Management raised its merger synergy forecasts following the ongoing integration progress (around 50% of Sprint’s customer traffic is now carried on the T-Mobile network, while approximately 20% of Sprint customers have been moved over). It now expects merger synergies of $2.8-$3.1 billion for FY2021 (up from $2.7-$3 billion), which amounts to double last year’s synergies.
Palo Alto Networks, Inc. (PANW):
Palo Alto Networks provides firewall solutions for the control of appliances and software deployed on an end-customer’s network as a virtual or a physical appliance. The company is seen as one of the most promising cyber-security companies, growing its top line at a 5-year CAGR of 26%. Still, Palo Alto has not turned profitable, reinvesting the majority of its profits in product development.
Viking increased its position by 5% during the quarter, currently holding around 2.7% of Palo Alto’s shares.
Chubb Limited (CB):
Chubb Ltd is a global provider of insurance and reinsurance services headquartered in Zurich, Switzerland. The company provides insurance services, including property & casualty insurance, accident & health insurance, life insurance, and reinsurance.
The company features a very consistent, long-term track record of shareholder value creation, including a 28-year streak of consecutive annual dividend increases.
Chubb is a member of the exclusive Dividend Aristocrats list.
Dividend growth has slowed down over the past few years, currently featuring a 5-year CAGR of just 3.07%
Viking increased its position by 17% during the quarter, currently holding 1.12% of Chubb’s total shares outstanding.

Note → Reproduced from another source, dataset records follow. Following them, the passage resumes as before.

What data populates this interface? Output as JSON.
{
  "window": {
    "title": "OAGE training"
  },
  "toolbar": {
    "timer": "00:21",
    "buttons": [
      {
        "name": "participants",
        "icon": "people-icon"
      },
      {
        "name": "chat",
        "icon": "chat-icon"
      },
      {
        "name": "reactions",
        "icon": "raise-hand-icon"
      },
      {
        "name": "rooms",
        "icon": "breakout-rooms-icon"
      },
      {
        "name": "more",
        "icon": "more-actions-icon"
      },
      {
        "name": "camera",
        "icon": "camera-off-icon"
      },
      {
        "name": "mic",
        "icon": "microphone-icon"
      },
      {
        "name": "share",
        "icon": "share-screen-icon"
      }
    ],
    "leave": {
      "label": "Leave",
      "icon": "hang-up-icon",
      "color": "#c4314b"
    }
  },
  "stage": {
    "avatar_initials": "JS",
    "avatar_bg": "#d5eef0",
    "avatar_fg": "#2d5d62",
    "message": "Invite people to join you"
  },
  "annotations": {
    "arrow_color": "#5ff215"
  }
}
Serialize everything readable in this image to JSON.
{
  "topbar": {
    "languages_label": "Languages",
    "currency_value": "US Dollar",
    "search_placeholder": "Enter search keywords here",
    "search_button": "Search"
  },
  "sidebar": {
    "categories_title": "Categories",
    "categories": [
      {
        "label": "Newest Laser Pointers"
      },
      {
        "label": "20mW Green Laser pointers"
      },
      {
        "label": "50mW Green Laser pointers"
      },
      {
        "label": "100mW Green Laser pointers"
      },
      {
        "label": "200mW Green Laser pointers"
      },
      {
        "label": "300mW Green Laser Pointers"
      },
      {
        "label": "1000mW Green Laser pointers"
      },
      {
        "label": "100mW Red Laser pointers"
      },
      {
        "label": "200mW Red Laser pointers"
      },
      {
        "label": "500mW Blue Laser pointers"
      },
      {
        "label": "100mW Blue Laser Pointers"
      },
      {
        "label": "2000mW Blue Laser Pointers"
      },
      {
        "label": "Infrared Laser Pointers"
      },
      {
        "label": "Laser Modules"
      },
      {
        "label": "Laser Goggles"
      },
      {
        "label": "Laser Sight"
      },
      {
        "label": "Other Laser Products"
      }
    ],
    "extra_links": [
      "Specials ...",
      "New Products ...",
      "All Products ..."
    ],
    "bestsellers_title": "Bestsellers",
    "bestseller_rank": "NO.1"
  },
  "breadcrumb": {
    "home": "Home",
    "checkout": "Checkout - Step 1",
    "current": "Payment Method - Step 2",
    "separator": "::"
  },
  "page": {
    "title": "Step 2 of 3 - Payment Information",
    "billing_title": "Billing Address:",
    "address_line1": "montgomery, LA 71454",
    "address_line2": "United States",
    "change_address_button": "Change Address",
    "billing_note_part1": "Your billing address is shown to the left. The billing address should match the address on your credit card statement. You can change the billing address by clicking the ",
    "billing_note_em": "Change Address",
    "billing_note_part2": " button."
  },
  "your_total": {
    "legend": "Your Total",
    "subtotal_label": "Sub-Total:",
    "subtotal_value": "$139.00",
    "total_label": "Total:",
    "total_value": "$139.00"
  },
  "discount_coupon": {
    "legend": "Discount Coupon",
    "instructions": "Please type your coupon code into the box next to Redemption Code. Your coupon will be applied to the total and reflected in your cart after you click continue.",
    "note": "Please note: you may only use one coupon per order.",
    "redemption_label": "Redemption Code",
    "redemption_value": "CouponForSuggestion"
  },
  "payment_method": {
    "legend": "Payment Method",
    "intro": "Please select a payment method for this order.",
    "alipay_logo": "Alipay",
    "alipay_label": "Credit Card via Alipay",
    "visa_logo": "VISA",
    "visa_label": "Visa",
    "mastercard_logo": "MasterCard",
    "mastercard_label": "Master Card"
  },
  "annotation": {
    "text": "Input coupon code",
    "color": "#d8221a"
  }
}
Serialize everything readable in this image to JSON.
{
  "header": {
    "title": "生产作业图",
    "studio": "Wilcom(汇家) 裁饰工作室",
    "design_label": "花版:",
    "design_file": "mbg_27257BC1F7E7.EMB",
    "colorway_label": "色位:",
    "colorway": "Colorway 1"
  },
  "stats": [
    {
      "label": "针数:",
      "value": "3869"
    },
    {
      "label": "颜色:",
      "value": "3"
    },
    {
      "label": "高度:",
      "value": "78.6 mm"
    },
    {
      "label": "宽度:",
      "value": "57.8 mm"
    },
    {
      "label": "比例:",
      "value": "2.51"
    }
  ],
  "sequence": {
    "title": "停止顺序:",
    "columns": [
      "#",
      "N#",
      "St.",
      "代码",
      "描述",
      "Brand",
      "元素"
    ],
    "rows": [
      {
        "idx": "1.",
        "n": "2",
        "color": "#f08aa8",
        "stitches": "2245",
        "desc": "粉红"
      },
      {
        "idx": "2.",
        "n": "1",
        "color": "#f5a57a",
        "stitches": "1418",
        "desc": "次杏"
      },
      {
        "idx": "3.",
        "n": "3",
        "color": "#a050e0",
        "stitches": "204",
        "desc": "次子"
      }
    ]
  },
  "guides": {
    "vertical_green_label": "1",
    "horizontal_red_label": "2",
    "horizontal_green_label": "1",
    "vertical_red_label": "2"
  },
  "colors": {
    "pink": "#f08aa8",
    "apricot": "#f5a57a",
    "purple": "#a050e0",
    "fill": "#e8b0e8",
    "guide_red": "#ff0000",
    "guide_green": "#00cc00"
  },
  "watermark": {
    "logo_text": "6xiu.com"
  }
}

Fortive Corporation (FTV):
Fortive is an industrial conglomerate with multiple divisions. These include Intelligent Operating Solutions, Advanced Healthcare Solutions, and Precision Technologies, amongst others. Despite operating in a rather cyclical sector, its diversified cash flows are relatively resilient, as demonstrated by the company’s latest dividend hike, which occurred in the midst of the COVID-19 outbreak.
The company had entered into a spin-off agreement with Vontier (VNT) last September in a debt-to-equity exchange deal, which should help accelerate growth moving forward.
Viking hiked its equity stake by 5% during the quarter, now holding 3.2% of Fortive’s total shares. Fortive is now the fund’s 10th largest holding, as a result.
Viking’s 64-stock portfolio is well-diversified, with a strong capital allocation towards healthcare.
Source: Viking’s 13F filing, Author
The company’s research-intense philosophy and unique separation of its opportunity-identification and execution teams have been able to yield market-beating returns over the past few years.
Because a large percentage of the company’s AUMs are allocated towards individual equities, Viking is one of the easier-to-replicate funds by retail investors. Still, Viking’s stock-picking requires additional due diligence, as the fund’s investments could represent hedging techniques or other non-profit-targeting positions.
Having said that, excluding Viking’s stakes in the more speculative Adaptive Biotechnology and BridgeBio Pharma, the rest of its top 10 investments are made of trustworthy, long-term investment operations, most of which have demonstrated decades of shareholder value creation.